Segundo Julieta Costa, serão sobretudo acções de gestão da água naquelas zonas húmidas, por exemplo, para garantir que haja zonas que continuem alagadas no verão, instalando pequenas barreiras para a água não drenar totalmente ou direcionando pequenas linhas de água.
O projeto vai ainda reforçar a monitorização desta espécie – quer através da anilhagem, quer através da observação direta – e elaborar um plano de acção nacional dedicado. “A felosa-aquática já tem um plano de acção europeu, que vai ser revisto”, contou Julieta Costa. O Plano de Acção Europeu para a felosa-aquática foi publicado inicialmente em 1996 e já foi actualizado em 1998, 2003, 2008 e em 2015.
“Mas há países que ainda não têm os seus planos nacionais, como Portugal e Espanha. Vamos colaborar com as autoridades nacionais para conseguimos ter um plano de acção nacional no final deste projeto”, acrescentou.

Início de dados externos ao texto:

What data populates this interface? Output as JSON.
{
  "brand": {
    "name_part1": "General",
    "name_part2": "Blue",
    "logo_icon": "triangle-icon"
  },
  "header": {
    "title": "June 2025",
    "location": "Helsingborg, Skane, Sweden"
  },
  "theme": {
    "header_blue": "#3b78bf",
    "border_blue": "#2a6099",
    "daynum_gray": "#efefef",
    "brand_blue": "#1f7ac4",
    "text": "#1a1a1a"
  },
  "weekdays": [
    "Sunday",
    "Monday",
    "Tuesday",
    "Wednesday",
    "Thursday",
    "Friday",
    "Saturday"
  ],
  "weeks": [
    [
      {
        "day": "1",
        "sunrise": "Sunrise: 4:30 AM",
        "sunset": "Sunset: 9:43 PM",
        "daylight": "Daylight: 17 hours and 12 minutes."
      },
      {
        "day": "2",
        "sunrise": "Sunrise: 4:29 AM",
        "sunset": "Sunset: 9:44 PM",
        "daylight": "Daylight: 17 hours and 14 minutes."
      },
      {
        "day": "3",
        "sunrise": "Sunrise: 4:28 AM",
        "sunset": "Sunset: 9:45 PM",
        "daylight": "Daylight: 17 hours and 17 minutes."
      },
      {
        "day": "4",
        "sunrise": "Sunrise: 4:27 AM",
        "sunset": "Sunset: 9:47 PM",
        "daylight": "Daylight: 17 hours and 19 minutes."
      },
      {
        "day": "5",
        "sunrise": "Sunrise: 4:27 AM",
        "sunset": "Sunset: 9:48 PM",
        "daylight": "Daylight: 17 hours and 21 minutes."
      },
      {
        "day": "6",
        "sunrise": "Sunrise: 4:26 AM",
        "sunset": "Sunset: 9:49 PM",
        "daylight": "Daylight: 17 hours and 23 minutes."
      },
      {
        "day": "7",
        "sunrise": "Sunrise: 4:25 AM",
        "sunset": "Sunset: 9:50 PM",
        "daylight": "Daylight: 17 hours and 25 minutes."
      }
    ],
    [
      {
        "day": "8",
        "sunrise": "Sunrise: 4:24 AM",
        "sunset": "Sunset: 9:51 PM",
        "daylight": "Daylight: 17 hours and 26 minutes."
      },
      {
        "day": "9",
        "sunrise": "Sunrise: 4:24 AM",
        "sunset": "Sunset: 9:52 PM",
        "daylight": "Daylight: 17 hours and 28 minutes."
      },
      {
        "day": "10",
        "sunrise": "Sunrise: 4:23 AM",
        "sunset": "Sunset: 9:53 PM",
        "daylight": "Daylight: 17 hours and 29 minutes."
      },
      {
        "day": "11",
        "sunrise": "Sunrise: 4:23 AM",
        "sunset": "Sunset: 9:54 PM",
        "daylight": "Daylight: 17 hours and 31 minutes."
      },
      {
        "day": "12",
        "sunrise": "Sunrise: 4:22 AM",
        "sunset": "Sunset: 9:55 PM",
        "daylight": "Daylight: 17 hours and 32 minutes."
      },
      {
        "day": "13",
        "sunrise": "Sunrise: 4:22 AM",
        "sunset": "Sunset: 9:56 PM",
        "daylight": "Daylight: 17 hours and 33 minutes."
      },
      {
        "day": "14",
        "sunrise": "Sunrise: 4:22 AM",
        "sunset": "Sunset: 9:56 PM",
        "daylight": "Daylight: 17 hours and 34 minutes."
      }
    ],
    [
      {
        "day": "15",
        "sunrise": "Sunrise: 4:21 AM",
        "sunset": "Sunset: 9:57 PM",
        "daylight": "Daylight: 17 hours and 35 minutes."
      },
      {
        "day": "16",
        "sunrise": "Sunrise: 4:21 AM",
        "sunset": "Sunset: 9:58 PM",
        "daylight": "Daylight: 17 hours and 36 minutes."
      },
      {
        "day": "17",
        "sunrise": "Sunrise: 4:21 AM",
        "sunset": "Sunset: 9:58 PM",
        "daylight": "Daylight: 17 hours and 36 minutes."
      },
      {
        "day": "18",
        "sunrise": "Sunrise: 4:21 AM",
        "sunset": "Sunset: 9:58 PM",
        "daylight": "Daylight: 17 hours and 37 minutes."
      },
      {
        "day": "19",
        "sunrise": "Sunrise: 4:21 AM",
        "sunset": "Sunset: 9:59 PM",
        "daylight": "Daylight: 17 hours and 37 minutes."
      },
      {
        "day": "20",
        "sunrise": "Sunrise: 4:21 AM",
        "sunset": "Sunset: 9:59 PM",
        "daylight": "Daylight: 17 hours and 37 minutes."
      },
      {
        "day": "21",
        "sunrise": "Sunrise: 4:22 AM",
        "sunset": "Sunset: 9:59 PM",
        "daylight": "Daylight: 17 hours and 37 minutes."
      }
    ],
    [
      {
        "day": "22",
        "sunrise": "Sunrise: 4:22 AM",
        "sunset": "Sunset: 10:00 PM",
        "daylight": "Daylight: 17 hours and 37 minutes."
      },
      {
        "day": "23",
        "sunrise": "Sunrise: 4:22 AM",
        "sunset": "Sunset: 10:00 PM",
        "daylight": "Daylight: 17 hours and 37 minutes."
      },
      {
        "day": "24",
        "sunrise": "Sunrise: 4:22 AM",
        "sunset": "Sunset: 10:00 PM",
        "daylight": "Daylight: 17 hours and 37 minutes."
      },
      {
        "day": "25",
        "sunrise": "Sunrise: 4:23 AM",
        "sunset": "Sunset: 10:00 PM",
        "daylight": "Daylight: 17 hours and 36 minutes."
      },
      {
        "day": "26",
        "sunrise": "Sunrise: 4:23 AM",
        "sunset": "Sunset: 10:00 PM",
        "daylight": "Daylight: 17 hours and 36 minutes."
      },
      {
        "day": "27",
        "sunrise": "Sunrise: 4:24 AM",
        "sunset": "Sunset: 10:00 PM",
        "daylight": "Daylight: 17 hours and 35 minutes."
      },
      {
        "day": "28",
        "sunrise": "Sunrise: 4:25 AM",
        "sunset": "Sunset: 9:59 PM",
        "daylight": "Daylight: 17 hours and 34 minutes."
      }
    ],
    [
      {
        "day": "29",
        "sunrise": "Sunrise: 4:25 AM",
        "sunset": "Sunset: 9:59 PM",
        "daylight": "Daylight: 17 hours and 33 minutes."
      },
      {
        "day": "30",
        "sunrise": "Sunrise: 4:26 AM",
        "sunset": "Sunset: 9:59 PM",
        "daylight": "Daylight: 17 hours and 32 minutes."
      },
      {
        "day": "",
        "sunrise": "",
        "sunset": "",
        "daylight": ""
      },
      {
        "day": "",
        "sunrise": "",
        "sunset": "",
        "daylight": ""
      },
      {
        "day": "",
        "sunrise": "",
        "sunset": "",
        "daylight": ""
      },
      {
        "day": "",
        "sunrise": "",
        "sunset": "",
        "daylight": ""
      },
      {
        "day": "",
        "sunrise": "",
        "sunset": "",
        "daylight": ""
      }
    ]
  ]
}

Até porque, sublinhou, a felosa-aquática é uma daquelas “espécies-chapéu que traz visibilidade e mostra o quão importantes são as zonas húmidas costeiras de água doce para todas as espécies migradoras que passam por lá. Não estamos a tratar só de uma espécie”.
José Alves, investigador do CESAM, tem a mesma opinião. “Este projeto é também uma oportunidade para chamar a atenção para a conservação das aves migradoras, que deve ser feita de forma coordenada pelos vários países a que chamam ‘casa’. Só assim é possível salvaguardar espécies que, no seu ciclo anual, dependem de locais e habitats que distam milhares de quilómetros”, disse em comunicado.
Além do restauro ecológico de habitats e da monitorização, o projeto contempla ainda ações de formação técnica e integração com políticas públicas como a Política Agrícola Comum, promovendo soluções sustentáveis a longo prazo.
Julieta Costa considerou que esta é uma oportunidade única para conservar esta espécie, até porque começou em Setembro ou Outubro de 2024 um outro projeto dirigido à felosa-aquática, o LIFE4 Aquatic Warbler (2024-2033), reunindo a Lituânia, Polónia e Alemanha. O seu objectivo é preservar as áreas de nidificação. Haverá sinergias entre os dois projetos.
Com co-financiamento do programa LIFE da União Europeia, o projeto LIFE AWOM junta entidades de Portugal, Espanha, França, Bélgica e Senegal para identificar e restaurar 20 zonas húmidas prioritárias ao longo da rota migratória da felosa-aquática. A maioria destas zonas está integrada na Rede Natura 2000.
O arranque oficial do projeto teve lugar em Madrid, nos dias 21 e 22 de maio, com a Conferência Internacional Pública, no Auditório da MITECO, Madrid (Ministério para la Transición Ecológica y Reto Demográfico) coincidindo com os Dias da Rede Natura 2000 e da Biodiversidade.